See also: Drug targetting under “Pharmacology”
Introduction:
Lupus Nepthritis also known as “membranous glomerulonephritis” refers to an inflammation of the kidney caused by the chronic autoimmune disease SLE. Those afflicted with lupus nephritis may or may not have renal symptoms, but the disease can manifest itself through weight gain, high blood pressure, darker foamy urine or swelling around the eyes, legs, ankles or fingers. In some cases, the only renal manifestation of the disease is painless hematuria or proteinuria, but in some cases patients develop lupus nephritis, leading to acute or end stage renal failure.
Pathology
Complement is known to be involved in eitology and progression of renal inflammation and lupus nephritis. Complement cascade proteins and their proteolytically generated fragments (i.e., fragments of C3 and C4) are deposited on the glomerulocapillary, mesangial and tubulointerstitial cells during may types of renal injury. Renal biopsies are routinely stained for deposits of C3 activation fragments (C3b/iC3b/C3d) and glomerualr C3 deposits are found in most forms of glomerulonephritis (Sargsyan, Kidney International (2012) 81, 152-159
Diagnosis
Biopsy: The most commonly used system for classifying the different histologic patters of lupus nephritis is based upon the appearance of glomeruli by light microscopy.
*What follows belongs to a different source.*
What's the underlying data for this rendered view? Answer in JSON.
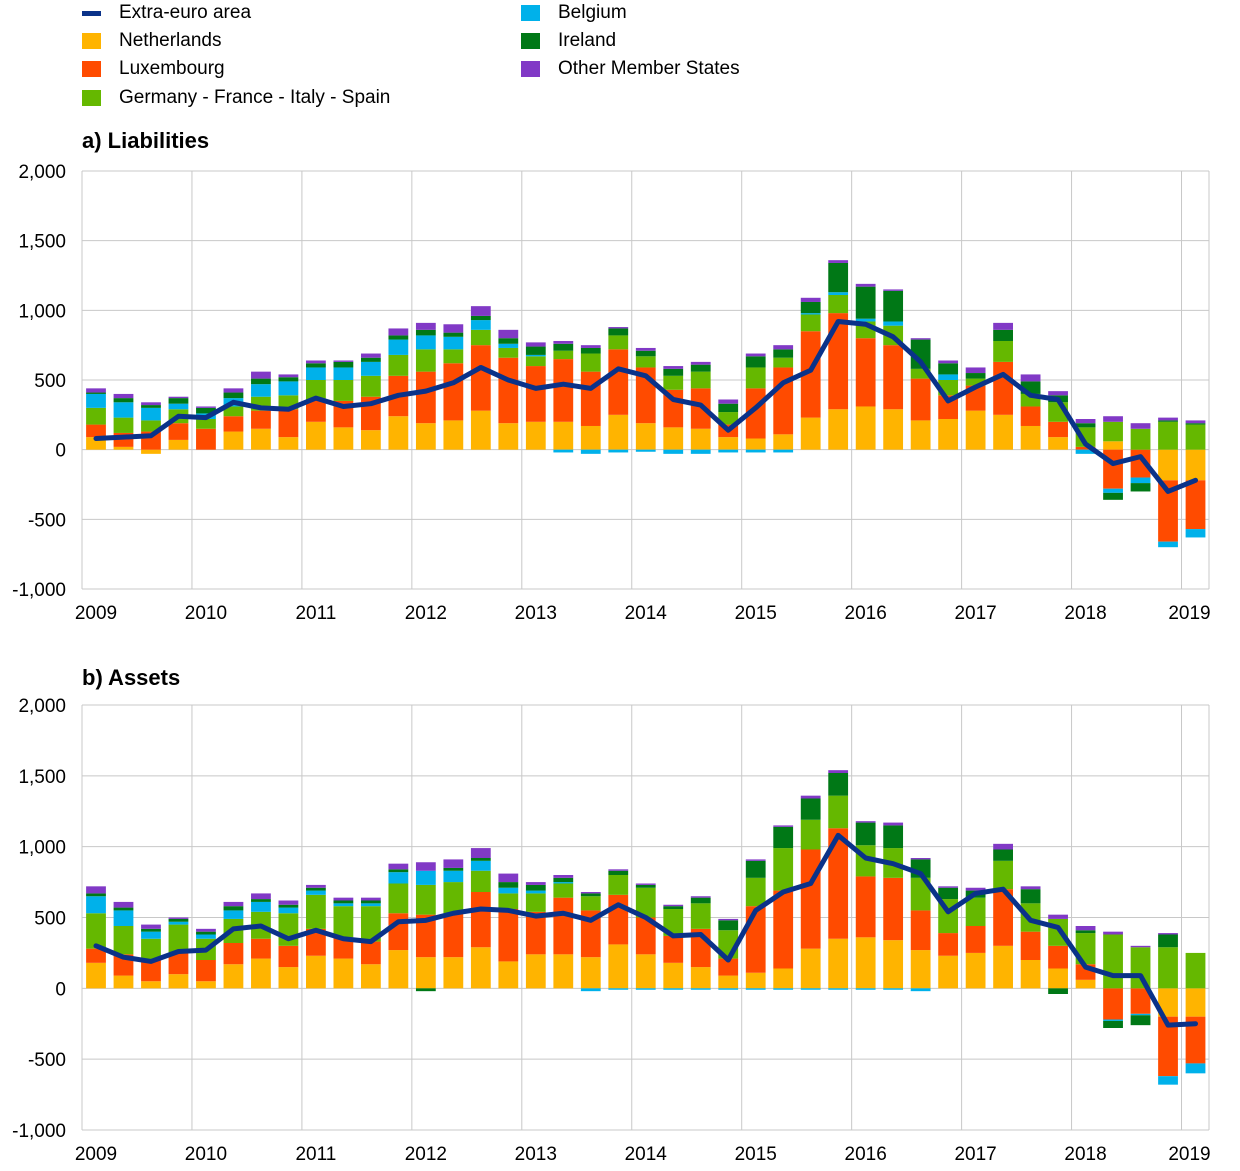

Percutaneous renal biopsy is the gold standard for diagnosis of lupus nephritis and for monitoring the course of disease.
Noninvasive detection of C3 fragments in the kidneys:
Complement activation is central to the pathogenesis of many inflammatory and autoimmune diseases. It is also a robust marker of tissue inflammation since activation of the complement system leads to the rapid covalent linkage of multiple c3b, iC3b, and C3d molecules to cell surfaces. Immunostaining for tissue C3 fragments is routinely performed on kidney biopsy samples when patients are suspected of having an autoimmune disease and when the presence of flomerular C3 deposits indicates active glomerulonephritis. (Serkova, Radiology, 255(2), 2010).
targeted CR2-Fc-SPIO fusion proteins: Thurman (US 13/148028; see also Sargsyan, Kidney International (2012) 81, 152-159) disclose conjugating superparagmentic iron oxide (SPIO) particles and ultrasmall SPIO particles conjugated with complement receptor type 2 (CR2)-Fc which can be used as negative contrast agents for MRA for the detection of intra-renal C3b/iC3b/C3d deposits in the kidneys of mouse models for lupus nepthritis. Interestingly, CR2-targeted SPIO reduced T2 relaxation times occured in the inner medulla of the mice kidneys, in spit of the fact that this is little C3b/iC3b/C3d at this location. The authors explain this result that during intra-renal trafficking of CR2 targeted SPIO, the CR2 interaction may trap them within the diseased kidney.
Treatment
Steroids: Patients with active proliferative nephritis are usually treated with steroids in combination with cytotoxic agents or mycophenolate mofetil.
B-cell Activator Factor/B-lymphocyte stimulator (BLyS) Inhibitors:
–Benlysta (belimumab -Glaxo Smith): is an anti-BLyS monocloanl antibody for systemic lupus erythematosus and lupus nephritis. Overactive B cell responses are seen in autoimmune diseases such as systemic lupus erythematosus. Belimumab binds to BAFF and prevents it from binding to B cells. Without BAFF, B cells commit suicide and no longer contribute to the autoimmune damage of systemic lupus erythematosus.
CD19 and CD20 Targeted T cell engager:
–CMG1A46: is a dual CD19 and CD20 targeted T cell engager for lupus and related auto-immune conditions. GSK plc (LSE/NYSE: GSK) and Chimagen Biosciences (Chimagen), a privately held biotechnology company, signed an agreement for GSK to acquire CMG1A46, a clinical-stage dual CD19 and CD20-targeted T cell-engager (TCE), from Chimagen for $300 million upfront. GSK plans to develop and commercialise CMG1A46 with a focus on B cell-driven autoimmune diseases, such as systemic lupus erythematosus (SLE) and lupus nephritis (LN), with potential to expand into related autoimmune diseases.